There is, however, a growing African-American underclass, undereducated, unemployed and marginalized. In times of economic hardship for the nation, African-Americans suffer disproportionately from job loss and underemployment, with the black underclass being hardest hit. The phrase “last hired and first fired” is reflected in the Bureau of Labor Statistics unemployment figures. Nationwide, the September 2004 unemployment rate for blacks was 10.3 percent, more than twice that of their white counterparts, who were unemployed at the rate of 4.7 percent. In early 2004, black male unemployment in New York City soared to 48.2 percent. At the time of this writing, that figure is slightly higher at approximately 50 percent. Nearly one-fourth of the African-American population lives in poverty, a rate three times that of white Americans. In 2000, 19.1 percent of blacks lived below poverty level, as compared to 6.9 percent of whites.
The income gap between black and white families also continues to widen. Employed blacks earn only 77 percent of the wages of whites in comparable jobs, down from 82 percent in 1975. In 2000, only 16.6 percent of blacks 25 years and older earned bachelor’s or higher degrees, in contrast to 28.1 percent of whites. Although rates of births to unwed mothers among both blacks and whites have risen since the 1950s, the rate of such births among African Americans is three times the rate of whites.
Health
Black Americans have shorter life expectancies than the national average and often higher mortality rates for certain disease conditions. They suffer disproportionately from heart disease, acquired immunodeficiency syndrome (AIDS), hypertension, stroke, and diabetes. Blacks also require a disproportionately higher number of organ and tissue transplants, but the black donor rate is lower than that for whites. Lower-income blacks’ lack of access to quality health care; a general and well-documented pattern of race-based discrimination in health care delivery; as well as deep-seated distrust of the medical establishment occasioned, in part, by the Tuskegee Syphilis Study all are contributing factors to these trends.

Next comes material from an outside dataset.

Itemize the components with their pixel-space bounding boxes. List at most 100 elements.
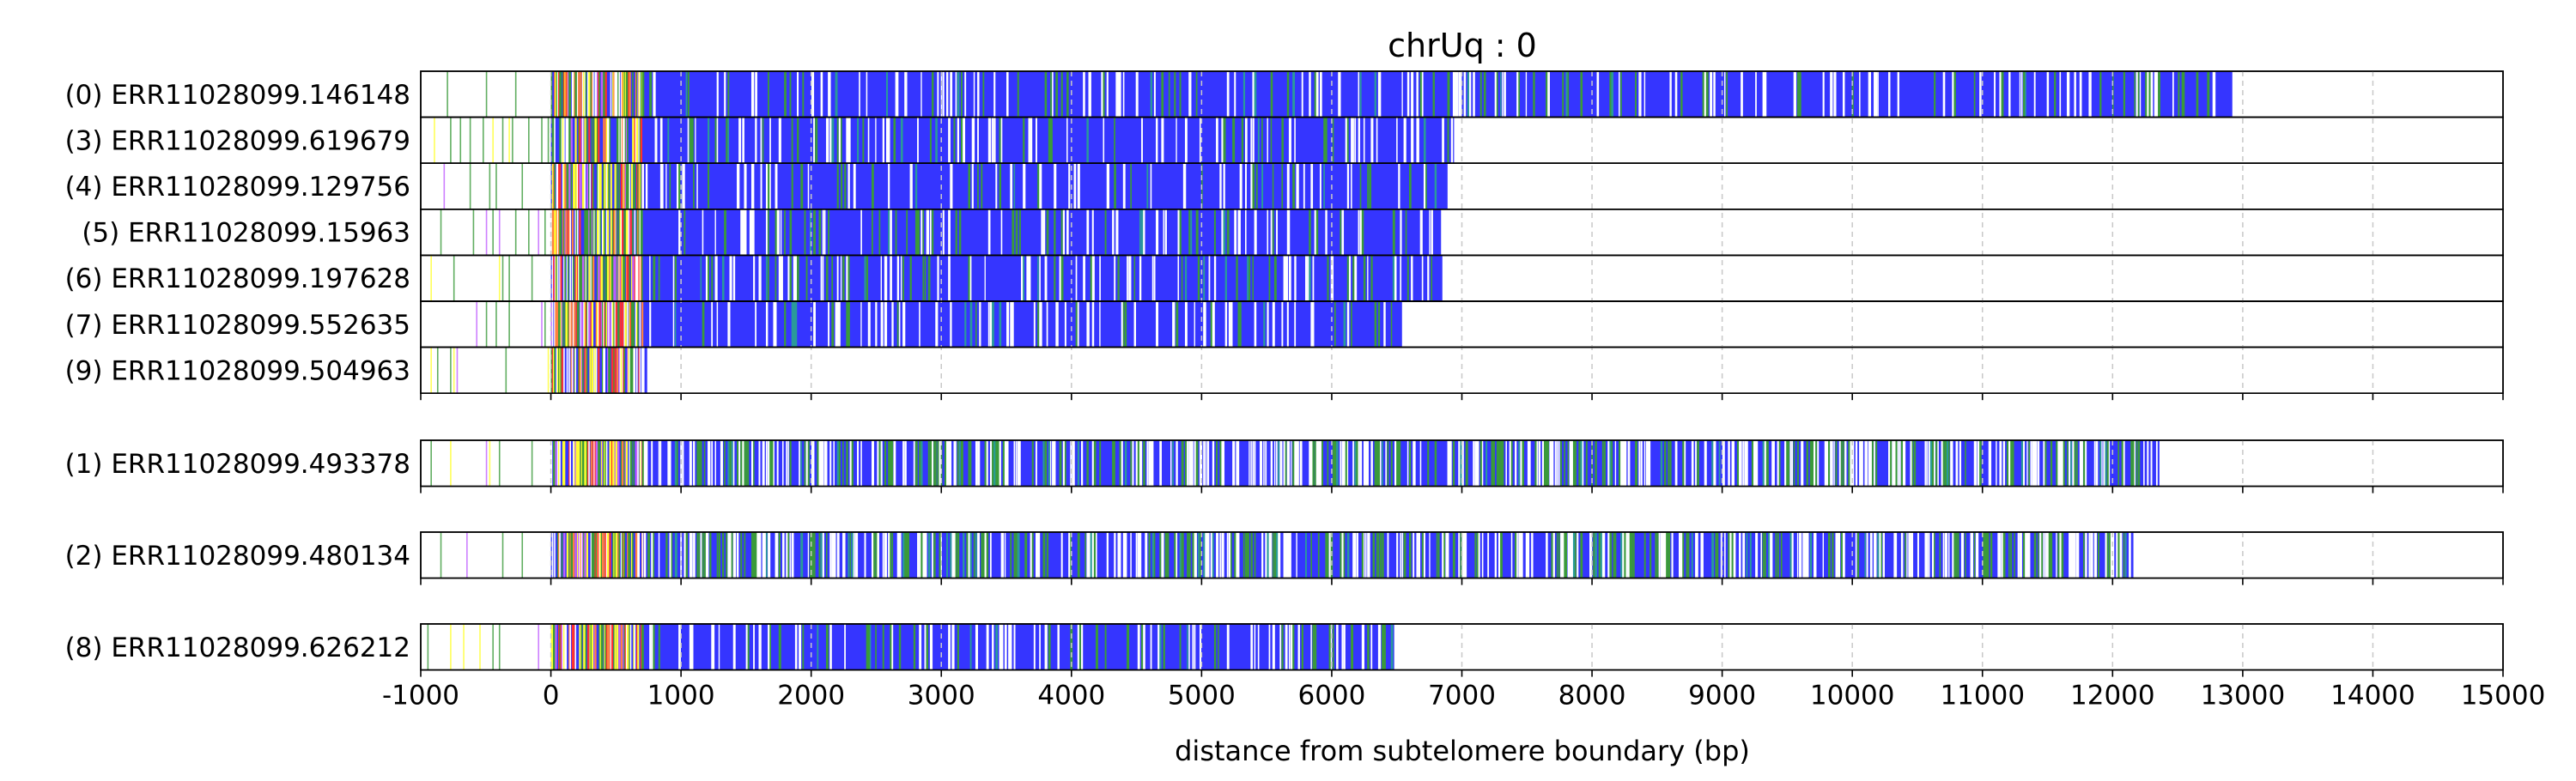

The criminal justice system
Black experiences with and attitudes towards the criminal justice system differ markedly from whites. Although the of violent crime is dropping among blacks, more than one million African American men are currently in jail or prison. Homicide remains the leading cause of death among black men between the ages of 15 and 34. African Americans distrust the criminal justice system much more than do whites. In 1991, the brutal beating of an unarmed black motorist, Rodney King, by four Los Angeles police officers was captured on videotape. An all-white jury later acquitted the police officers, sparking riots in Los Angeles and protests around the country. Ten years later in June 2001, thousands of protesters in Cincinnati’s Over-the-Rhine community gathered to protest what they charged was an ongoing pattern of police brutality that culminated in the death of an unarmed teenager a few weeks before. Issues of unnecessary or excessive force, police harassment, police corruption, racial profiling, suspicious deaths of black detainees while in police custody, and illegal detainment and interrogation are common problems that perpetuate black distrust of, and antipaty toward, public law enforcement.